Starring: Miki Imai, Toshirô Yanagiba, Youko Hanna
Director: Isao Takahata
Running Time: 118 mins
Only Yesterday is a Japanese film following a woman who, while travelling to the countryside, reminisces about her youth and her experiences as a young girl in Tokyo.
This is a really sweet and pleasant film. Although it isn’t consistently as compelling as it starts off, it’s a well-written, very well-directed, and simply delightful treat all about the best memories of childhood that will, at times, move you.
The first act of this film is by far the best. It begins by telling how our main character, Taeko, yearns for the countryside after having lived all her life in the big city. What makes this an even stronger theme throughout is how the film then goes back into flashbacks and tells a fascinating back story as to why this woman is the way she is.
And for the first forty minutes or so, it’s almost all about Taeko’s childhood. That part of the story beautifully plays on nostalgia, and really moved me at certain moments, but the way it tells a young coming-of-age story is just so sweet and pleasant that I couldn’t help but smile my way through all of it.

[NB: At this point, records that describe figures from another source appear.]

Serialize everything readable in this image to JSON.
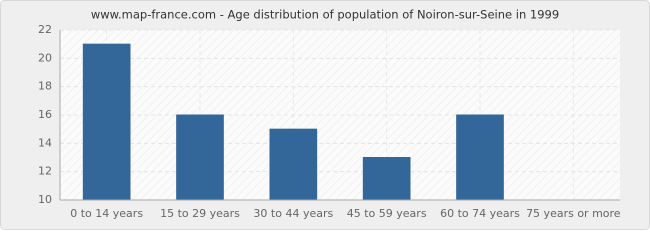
{
  "chart_data": {
    "type": "bar",
    "title": "www.map-france.com - Age distribution of population of Noiron-sur-Seine in 1999",
    "categories": [
      "0 to 14 years",
      "15 to 29 years",
      "30 to 44 years",
      "45 to 59 years",
      "60 to 74 years",
      "75 years or more"
    ],
    "values": [
      21,
      16,
      15,
      13,
      16,
      10
    ],
    "color": "#336699",
    "ylim": [
      10,
      22
    ],
    "yticks": [
      10,
      12,
      14,
      16,
      18,
      20,
      22
    ],
    "grid": true
  }
}
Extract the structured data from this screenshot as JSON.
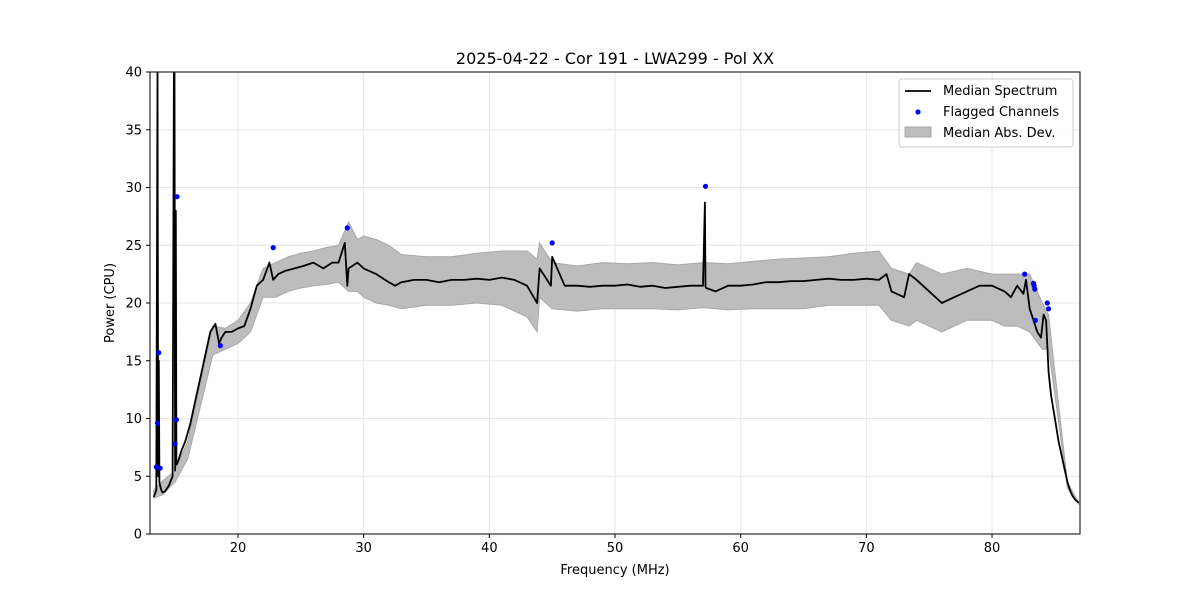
{
  "chart_data": {
    "type": "line",
    "title": "2025-04-22 - Cor 191 - LWA299 - Pol XX",
    "xlabel": "Frequency (MHz)",
    "ylabel": "Power (CPU)",
    "xlim": [
      13,
      87
    ],
    "ylim": [
      0,
      40
    ],
    "xticks": [
      20,
      30,
      40,
      50,
      60,
      70,
      80
    ],
    "yticks": [
      0,
      5,
      10,
      15,
      20,
      25,
      30,
      35,
      40
    ],
    "xtick_labels": [
      "20",
      "30",
      "40",
      "50",
      "60",
      "70",
      "80"
    ],
    "ytick_labels": [
      "0",
      "5",
      "10",
      "15",
      "20",
      "25",
      "30",
      "35",
      "40"
    ],
    "grid": true,
    "legend_position": "top-right",
    "legend": [
      "Median Spectrum",
      "Flagged Channels",
      "Median Abs. Dev."
    ],
    "colors": {
      "median": "#000000",
      "flagged": "#0000ff",
      "mad_fill": "#bdbdbd",
      "mad_edge": "#a8a8a8",
      "grid": "#e6e6e6"
    },
    "series": [
      {
        "name": "Median Spectrum",
        "x": [
          13.3,
          13.5,
          13.6,
          13.65,
          13.7,
          13.75,
          13.8,
          13.9,
          14.0,
          14.2,
          14.5,
          14.8,
          14.9,
          14.95,
          15.0,
          15.05,
          15.1,
          15.2,
          15.3,
          15.5,
          15.8,
          16.2,
          16.6,
          17.0,
          17.4,
          17.8,
          18.2,
          18.5,
          18.7,
          19.0,
          19.5,
          20.0,
          20.5,
          21.0,
          21.5,
          22.0,
          22.5,
          22.8,
          23.2,
          23.8,
          24.5,
          25.2,
          26.0,
          26.8,
          27.5,
          28.0,
          28.5,
          28.7,
          28.8,
          29.5,
          30.0,
          31.0,
          32.0,
          32.5,
          33.0,
          34.0,
          35.0,
          36.0,
          37.0,
          38.0,
          39.0,
          40.0,
          41.0,
          42.0,
          43.0,
          43.8,
          44.0,
          44.9,
          45.0,
          46.0,
          47.0,
          48.0,
          49.0,
          50.0,
          51.0,
          52.0,
          53.0,
          54.0,
          55.0,
          56.0,
          57.0,
          57.15,
          57.2,
          57.25,
          58.0,
          59.0,
          60.0,
          61.0,
          62.0,
          63.0,
          64.0,
          65.0,
          66.0,
          67.0,
          68.0,
          69.0,
          70.0,
          71.0,
          71.6,
          72.0,
          73.0,
          73.4,
          74.0,
          75.0,
          76.0,
          77.0,
          78.0,
          79.0,
          80.0,
          81.0,
          81.5,
          82.0,
          82.5,
          82.7,
          83.0,
          83.3,
          83.6,
          83.9,
          84.1,
          84.3,
          84.5,
          84.7,
          85.0,
          85.3,
          85.6,
          85.8,
          86.0,
          86.2,
          86.4,
          86.6,
          86.9
        ],
        "y": [
          3.2,
          3.8,
          40,
          5.0,
          15.0,
          4.5,
          4.2,
          3.8,
          3.6,
          3.7,
          4.2,
          5.0,
          40,
          40,
          5.5,
          28.0,
          6.0,
          6.2,
          6.5,
          7.2,
          8.0,
          9.5,
          11.5,
          13.5,
          15.5,
          17.5,
          18.2,
          16.5,
          17.0,
          17.5,
          17.5,
          17.8,
          18.0,
          19.5,
          21.5,
          22.0,
          23.5,
          22.0,
          22.5,
          22.8,
          23.0,
          23.2,
          23.5,
          23.0,
          23.5,
          23.5,
          25.2,
          21.5,
          23.0,
          23.5,
          23.0,
          22.5,
          21.8,
          21.5,
          21.8,
          22.0,
          22.0,
          21.8,
          22.0,
          22.0,
          22.1,
          22.0,
          22.2,
          22.0,
          21.5,
          20.0,
          23.0,
          21.5,
          24.0,
          21.5,
          21.5,
          21.4,
          21.5,
          21.5,
          21.6,
          21.4,
          21.5,
          21.3,
          21.4,
          21.5,
          21.5,
          28.7,
          21.4,
          21.3,
          21.0,
          21.5,
          21.5,
          21.6,
          21.8,
          21.8,
          21.9,
          21.9,
          22.0,
          22.1,
          22.0,
          22.0,
          22.1,
          22.0,
          22.5,
          21.0,
          20.5,
          22.5,
          22.0,
          21.0,
          20.0,
          20.5,
          21.0,
          21.5,
          21.5,
          21.0,
          20.5,
          21.5,
          20.8,
          22.0,
          19.5,
          18.5,
          17.5,
          17.0,
          19.0,
          18.5,
          14.0,
          12.0,
          10.0,
          8.0,
          6.5,
          5.5,
          4.5,
          3.8,
          3.3,
          3.0,
          2.7
        ]
      },
      {
        "name": "Median Abs. Dev.",
        "x": [
          13.3,
          14.0,
          15.0,
          16.0,
          17.0,
          18.0,
          19.0,
          20.0,
          21.0,
          22.0,
          23.0,
          24.0,
          25.0,
          26.0,
          27.0,
          28.0,
          28.8,
          29.5,
          30.0,
          31.0,
          32.0,
          33.0,
          35.0,
          37.0,
          39.0,
          41.0,
          42.0,
          43.0,
          43.8,
          44.0,
          45.0,
          47.0,
          49.0,
          51.0,
          53.0,
          55.0,
          57.0,
          59.0,
          61.0,
          63.0,
          65.0,
          67.0,
          69.0,
          71.0,
          72.0,
          73.4,
          74.0,
          76.0,
          78.0,
          80.0,
          81.0,
          82.0,
          83.0,
          84.0,
          84.5,
          85.0,
          86.0,
          86.9
        ],
        "upper": [
          3.8,
          4.6,
          5.5,
          8.0,
          13.0,
          18.0,
          17.8,
          18.5,
          20.0,
          23.0,
          23.5,
          24.0,
          24.3,
          24.5,
          24.8,
          25.0,
          27.0,
          25.5,
          25.8,
          25.5,
          25.0,
          24.2,
          24.0,
          24.0,
          24.3,
          24.5,
          24.5,
          24.5,
          23.8,
          25.2,
          23.5,
          23.2,
          23.5,
          23.4,
          23.5,
          23.3,
          23.5,
          23.4,
          23.6,
          23.8,
          23.9,
          24.0,
          24.3,
          24.5,
          23.0,
          22.5,
          23.5,
          22.5,
          23.0,
          22.5,
          22.5,
          22.5,
          22.5,
          20.0,
          19.0,
          14.0,
          4.5,
          2.7
        ],
        "lower": [
          3.1,
          3.4,
          4.5,
          6.5,
          11.0,
          15.5,
          16.0,
          16.5,
          17.5,
          20.5,
          20.5,
          21.0,
          21.3,
          21.5,
          21.6,
          21.8,
          21.0,
          21.0,
          20.5,
          20.0,
          19.8,
          19.5,
          19.8,
          19.8,
          20.0,
          19.8,
          19.3,
          18.8,
          17.5,
          20.5,
          19.5,
          19.3,
          19.5,
          19.5,
          19.5,
          19.4,
          19.6,
          19.4,
          19.5,
          19.5,
          19.5,
          19.8,
          19.8,
          19.8,
          18.5,
          18.0,
          18.5,
          17.5,
          18.5,
          18.5,
          18.0,
          18.0,
          17.5,
          16.0,
          16.0,
          12.0,
          4.0,
          2.6
        ]
      },
      {
        "name": "Flagged Channels",
        "x": [
          13.5,
          13.6,
          13.7,
          13.8,
          15.0,
          15.1,
          15.15,
          18.6,
          22.8,
          28.7,
          45.0,
          57.2,
          82.6,
          83.3,
          83.35,
          83.4,
          83.45,
          84.4,
          84.5
        ],
        "y": [
          5.8,
          9.6,
          15.7,
          5.7,
          7.8,
          9.9,
          29.2,
          16.3,
          24.8,
          26.5,
          25.2,
          30.1,
          22.5,
          21.7,
          21.5,
          21.2,
          18.5,
          20.0,
          19.5
        ]
      }
    ]
  }
}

What’s more is that Takahata’s direction is really impressive. It’s not just the classically beautiful Ghibli animation, but the way that Takahata so effortlessly weaves the flashbacks and the modern day in and around each other on screen, and it makes for such a swift and even more elegant atmosphere that again makes this an even more pleasant film to watch.
The second half of the film, however, isn’t as impressive. Whilst the light serenity of the first act is retained, and it’s hugely satisfying to see Taeko finally reach the countryside after dreaming of it for so long, the story really loses its way from what was a hugely nostalgic and touching coming-of-age tale.
It starts with one overlong conversation scene that really doesn’t feel as if it’s adding anything to the plot, and although subsequent moments do make it more relevant, it’s still not really captivating at all. Meanwhile, we get less and less flashbacks, and just more and more talking about the past.
Whilst it’s still interesting to hear about Taeko’s childhood still shaping her in the modern day, what I really missed was the fact that we were being shown everything. The flashbacks in the first act were beautiful, both due to their different visual style to present day, and the fact that they seemed so pleasant, but by the end, we don’t get as much of that, and sit with what is a more generic emotional story.
Overall, Only Yesterday is a film with a brilliant opening act, full of wonderful emotion and beautiful direction, and although it really does lose its way as the film goes on, it’s overall a very pleasant and generally interesting watch, so that’s why I’ll give it a 7.1.